Antes do protesto #EndSARS

Foto retirada do álbum de Asa

Bukola Elemide, profissionalmente conhecida como Asa, é uma cantora e compositora franco-nigeriana, e uma das vozes de África mais importantes para a música de protesto. Sua canção “Jailer“, lançada em 2007, faz referência aos complexos problemas de violência policial na Nigéria: “Assim que me trata como uma escrava moderna, senhor carcereiro.”

A canção “There is fire of the Mountain“, que Asa lançou nesse mesmo ano, fala do iminente destino que virá caso nada seja feito para deter a violência policial: “Desperto pela manhã/ Te direi o que vejo na minha televisão/ Vejo o sangue de um menino inocente/ E todos estão assistindo”. Ambas as canções poderiam ser uma previsão do que seriam os protestos do #EndSARS.

A música de Asa é uma fusão de “um pouco de Bob Marley, um tanto de Fela Anikulapo Kuti, somado a algo de India Arie, pré-mesclado com Miriam Makeba junto com Angélique Kidjo e para finalizar, clássicos iorubas”, afirma Marc Amigone, jornalista do Huffington Post.

Em 9 de agosto de 2018, “This is Nigeria”, do cantor Folarin Falana, mais conhecido por seu nome artístico Falz, foi considerada “inapropriada para a rádio”. Aparentemente a agência reguladora de radiodifusão pública, a Comissão de Radiodifusão da Nigéria (NBC), não gostou da letra da canção de Falz, e a descreveu como “vulgar” e, por isso, a proibiu para de ser difundida publicamente: “Isso é Nigéria, veja como vivemos agora, são todos delinquentes”. As autoridades advertiram que qualquer estação de rádio que violasse a proibição pagaria uma multa de 100.000 nairas nigerianos (U$D 276,00)

A canção “This is Nigeria” de Falz, lançada em 25 de maio de 2018, imita “This is America” do cantor americano Childish Gambino.
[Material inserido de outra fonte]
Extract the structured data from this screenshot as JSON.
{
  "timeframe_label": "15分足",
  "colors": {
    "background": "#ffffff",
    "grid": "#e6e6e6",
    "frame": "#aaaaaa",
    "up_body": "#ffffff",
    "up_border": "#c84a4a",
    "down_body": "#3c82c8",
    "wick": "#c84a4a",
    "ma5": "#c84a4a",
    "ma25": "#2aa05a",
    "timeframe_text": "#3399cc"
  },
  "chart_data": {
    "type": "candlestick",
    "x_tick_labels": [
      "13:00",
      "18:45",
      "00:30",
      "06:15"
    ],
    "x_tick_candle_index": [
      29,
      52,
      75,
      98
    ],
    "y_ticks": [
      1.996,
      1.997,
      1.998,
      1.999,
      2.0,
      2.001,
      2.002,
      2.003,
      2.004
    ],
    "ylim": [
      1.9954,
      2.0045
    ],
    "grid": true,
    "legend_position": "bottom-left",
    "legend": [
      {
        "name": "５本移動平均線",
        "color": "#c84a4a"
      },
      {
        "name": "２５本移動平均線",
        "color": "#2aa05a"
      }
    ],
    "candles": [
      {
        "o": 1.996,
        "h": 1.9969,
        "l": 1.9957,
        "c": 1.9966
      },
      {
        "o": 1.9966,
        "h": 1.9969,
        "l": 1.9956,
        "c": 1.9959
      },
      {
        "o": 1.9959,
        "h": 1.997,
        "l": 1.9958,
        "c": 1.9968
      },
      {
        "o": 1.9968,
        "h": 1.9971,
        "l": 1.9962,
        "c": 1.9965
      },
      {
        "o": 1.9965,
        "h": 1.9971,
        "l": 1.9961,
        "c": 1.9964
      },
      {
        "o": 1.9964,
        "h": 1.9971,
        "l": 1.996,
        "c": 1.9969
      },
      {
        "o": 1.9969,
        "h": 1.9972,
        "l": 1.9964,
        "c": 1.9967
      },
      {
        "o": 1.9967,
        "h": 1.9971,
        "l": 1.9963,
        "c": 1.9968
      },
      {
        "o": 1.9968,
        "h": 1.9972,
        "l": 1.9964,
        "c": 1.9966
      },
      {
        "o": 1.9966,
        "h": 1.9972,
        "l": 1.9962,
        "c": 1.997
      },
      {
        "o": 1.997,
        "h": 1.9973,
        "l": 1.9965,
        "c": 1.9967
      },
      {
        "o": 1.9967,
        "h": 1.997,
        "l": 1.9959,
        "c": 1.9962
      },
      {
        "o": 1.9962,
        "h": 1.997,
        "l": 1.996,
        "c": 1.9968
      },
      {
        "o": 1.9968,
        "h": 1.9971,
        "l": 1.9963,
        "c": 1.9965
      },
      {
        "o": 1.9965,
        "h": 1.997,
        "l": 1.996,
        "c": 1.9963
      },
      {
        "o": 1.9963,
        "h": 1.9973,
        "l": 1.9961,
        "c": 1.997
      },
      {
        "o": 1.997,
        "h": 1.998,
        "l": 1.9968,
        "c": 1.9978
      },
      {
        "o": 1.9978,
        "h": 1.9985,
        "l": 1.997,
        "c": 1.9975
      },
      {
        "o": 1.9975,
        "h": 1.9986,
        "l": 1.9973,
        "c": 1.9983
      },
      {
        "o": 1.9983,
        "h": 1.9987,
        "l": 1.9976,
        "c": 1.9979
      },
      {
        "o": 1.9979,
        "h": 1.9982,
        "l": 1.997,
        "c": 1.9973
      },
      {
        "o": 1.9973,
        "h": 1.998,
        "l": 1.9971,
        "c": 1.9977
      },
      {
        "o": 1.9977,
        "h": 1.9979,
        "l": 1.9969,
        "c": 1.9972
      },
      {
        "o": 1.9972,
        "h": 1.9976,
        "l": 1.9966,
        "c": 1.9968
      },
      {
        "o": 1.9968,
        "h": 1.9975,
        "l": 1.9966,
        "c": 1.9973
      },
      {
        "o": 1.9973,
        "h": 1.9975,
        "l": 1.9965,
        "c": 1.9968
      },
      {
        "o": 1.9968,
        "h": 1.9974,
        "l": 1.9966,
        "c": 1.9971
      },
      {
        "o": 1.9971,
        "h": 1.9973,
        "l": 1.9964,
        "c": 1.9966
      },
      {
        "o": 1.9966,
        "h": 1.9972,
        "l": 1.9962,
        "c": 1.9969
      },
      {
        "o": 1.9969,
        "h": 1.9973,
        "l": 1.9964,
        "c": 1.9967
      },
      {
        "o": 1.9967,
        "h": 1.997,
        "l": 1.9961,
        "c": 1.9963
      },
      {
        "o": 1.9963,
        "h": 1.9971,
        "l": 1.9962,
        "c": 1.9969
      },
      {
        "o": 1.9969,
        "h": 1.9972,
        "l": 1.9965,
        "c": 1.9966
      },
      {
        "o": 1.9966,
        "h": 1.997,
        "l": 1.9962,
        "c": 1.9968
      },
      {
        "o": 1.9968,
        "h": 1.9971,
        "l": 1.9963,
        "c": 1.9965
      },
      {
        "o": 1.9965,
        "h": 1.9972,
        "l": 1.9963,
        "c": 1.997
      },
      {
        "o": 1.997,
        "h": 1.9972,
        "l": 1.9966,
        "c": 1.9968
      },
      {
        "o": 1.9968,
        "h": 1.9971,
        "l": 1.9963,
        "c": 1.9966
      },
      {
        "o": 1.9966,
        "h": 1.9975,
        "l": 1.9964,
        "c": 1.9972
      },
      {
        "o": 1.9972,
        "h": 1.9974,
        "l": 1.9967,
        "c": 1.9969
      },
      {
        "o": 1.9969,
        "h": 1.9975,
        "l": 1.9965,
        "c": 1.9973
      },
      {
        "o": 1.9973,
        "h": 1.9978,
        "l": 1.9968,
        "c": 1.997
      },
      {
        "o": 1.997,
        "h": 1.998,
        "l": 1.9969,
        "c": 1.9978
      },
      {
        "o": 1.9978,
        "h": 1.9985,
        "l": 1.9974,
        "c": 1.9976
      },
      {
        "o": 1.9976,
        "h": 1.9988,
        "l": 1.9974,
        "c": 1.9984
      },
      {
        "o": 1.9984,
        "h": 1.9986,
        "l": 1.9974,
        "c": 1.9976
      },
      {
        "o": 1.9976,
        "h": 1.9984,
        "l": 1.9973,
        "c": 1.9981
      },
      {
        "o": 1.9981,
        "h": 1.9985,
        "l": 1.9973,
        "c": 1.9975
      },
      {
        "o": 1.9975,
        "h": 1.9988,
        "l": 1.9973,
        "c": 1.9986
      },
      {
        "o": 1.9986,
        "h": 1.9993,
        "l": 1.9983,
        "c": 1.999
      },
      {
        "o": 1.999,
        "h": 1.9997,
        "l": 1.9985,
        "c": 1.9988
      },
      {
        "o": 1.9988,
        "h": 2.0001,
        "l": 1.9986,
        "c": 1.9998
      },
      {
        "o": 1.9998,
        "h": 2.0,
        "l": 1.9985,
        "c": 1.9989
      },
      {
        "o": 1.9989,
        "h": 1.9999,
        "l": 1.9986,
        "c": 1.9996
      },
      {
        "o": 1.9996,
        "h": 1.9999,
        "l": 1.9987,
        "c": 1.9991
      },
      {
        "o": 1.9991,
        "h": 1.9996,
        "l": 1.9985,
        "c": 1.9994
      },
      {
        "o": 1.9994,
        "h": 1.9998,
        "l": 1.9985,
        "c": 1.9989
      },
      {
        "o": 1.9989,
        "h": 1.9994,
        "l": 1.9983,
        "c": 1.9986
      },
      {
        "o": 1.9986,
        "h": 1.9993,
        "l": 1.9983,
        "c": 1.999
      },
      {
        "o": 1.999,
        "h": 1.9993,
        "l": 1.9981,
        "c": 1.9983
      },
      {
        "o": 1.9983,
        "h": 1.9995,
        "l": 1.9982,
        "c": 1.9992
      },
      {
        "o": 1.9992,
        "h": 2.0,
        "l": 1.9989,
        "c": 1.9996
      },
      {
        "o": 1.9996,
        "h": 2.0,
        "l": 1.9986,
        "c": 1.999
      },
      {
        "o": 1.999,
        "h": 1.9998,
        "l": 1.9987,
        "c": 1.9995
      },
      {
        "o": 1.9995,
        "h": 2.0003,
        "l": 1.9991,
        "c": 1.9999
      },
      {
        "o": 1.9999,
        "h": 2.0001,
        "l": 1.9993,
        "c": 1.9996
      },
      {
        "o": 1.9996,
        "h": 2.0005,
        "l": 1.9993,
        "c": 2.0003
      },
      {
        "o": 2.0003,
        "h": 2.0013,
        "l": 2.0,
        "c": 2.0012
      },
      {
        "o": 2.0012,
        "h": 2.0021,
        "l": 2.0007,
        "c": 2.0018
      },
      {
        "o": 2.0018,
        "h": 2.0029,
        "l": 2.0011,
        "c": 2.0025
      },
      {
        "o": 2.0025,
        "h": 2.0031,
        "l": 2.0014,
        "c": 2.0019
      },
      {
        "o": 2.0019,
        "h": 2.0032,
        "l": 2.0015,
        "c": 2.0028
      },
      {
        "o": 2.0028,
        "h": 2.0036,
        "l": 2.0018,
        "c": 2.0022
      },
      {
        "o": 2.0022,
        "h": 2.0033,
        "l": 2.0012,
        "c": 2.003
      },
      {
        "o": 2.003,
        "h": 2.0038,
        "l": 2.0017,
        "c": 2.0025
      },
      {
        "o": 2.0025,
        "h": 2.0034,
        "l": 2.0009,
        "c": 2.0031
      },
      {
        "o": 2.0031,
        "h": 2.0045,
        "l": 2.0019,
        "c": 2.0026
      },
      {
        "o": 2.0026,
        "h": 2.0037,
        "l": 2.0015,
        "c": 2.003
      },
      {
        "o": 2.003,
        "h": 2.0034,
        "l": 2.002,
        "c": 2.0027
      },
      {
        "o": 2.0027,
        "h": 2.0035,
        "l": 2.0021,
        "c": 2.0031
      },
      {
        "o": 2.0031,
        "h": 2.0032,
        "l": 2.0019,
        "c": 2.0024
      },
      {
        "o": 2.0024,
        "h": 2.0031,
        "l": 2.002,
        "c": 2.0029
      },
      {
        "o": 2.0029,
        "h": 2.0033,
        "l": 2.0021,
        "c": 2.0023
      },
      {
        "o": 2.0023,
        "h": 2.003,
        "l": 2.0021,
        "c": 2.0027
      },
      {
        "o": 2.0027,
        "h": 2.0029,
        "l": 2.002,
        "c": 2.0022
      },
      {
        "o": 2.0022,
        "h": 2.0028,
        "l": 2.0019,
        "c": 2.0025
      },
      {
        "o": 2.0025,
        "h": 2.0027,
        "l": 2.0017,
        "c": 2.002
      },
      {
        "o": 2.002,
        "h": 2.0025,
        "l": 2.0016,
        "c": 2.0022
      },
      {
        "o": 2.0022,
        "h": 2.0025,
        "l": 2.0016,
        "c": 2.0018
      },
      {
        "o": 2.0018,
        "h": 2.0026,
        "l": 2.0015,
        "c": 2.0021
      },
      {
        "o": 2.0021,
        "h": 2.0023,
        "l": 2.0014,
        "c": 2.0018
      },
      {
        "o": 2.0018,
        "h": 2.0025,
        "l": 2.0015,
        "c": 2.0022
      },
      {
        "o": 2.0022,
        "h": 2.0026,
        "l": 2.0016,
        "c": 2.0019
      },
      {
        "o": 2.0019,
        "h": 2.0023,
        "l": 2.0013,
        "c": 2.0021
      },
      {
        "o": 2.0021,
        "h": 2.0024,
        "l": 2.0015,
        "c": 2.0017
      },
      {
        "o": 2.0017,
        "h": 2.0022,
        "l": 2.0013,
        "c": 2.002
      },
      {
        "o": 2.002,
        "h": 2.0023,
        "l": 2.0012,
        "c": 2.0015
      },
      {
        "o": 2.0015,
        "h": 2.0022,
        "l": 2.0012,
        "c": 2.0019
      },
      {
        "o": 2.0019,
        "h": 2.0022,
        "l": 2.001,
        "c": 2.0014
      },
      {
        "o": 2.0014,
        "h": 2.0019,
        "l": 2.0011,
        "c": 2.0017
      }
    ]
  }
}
É uma representação satírica da corrupção política, violência policial, execuções extrajudiciais, fraudes por e-mail, vício em drogas e fundamentalismo religioso. “This is Nigeria” começa com a voz de Femi Falana, advogado, ativista dos direitos humanos e pai de Falz.

Música de protesto do #EndSARS

Em outubro de 2020, os jovens da Nigéria lideraram o protesto do #EndSARS, difundido nacional e internacionalmente, exigindo o fim da violência policial. O protesto foi brutalmente interrompido durante a noite do 20 de outubro de 2020 e deixou “48 vítimas, incluindo 11 pessoas assassinadas e 4 desaparecidas”, o que os resultados de pesquisas classificaram como o “massacre” de Lekki, chamado assim por conta da estação de pedágio onde ocorreu.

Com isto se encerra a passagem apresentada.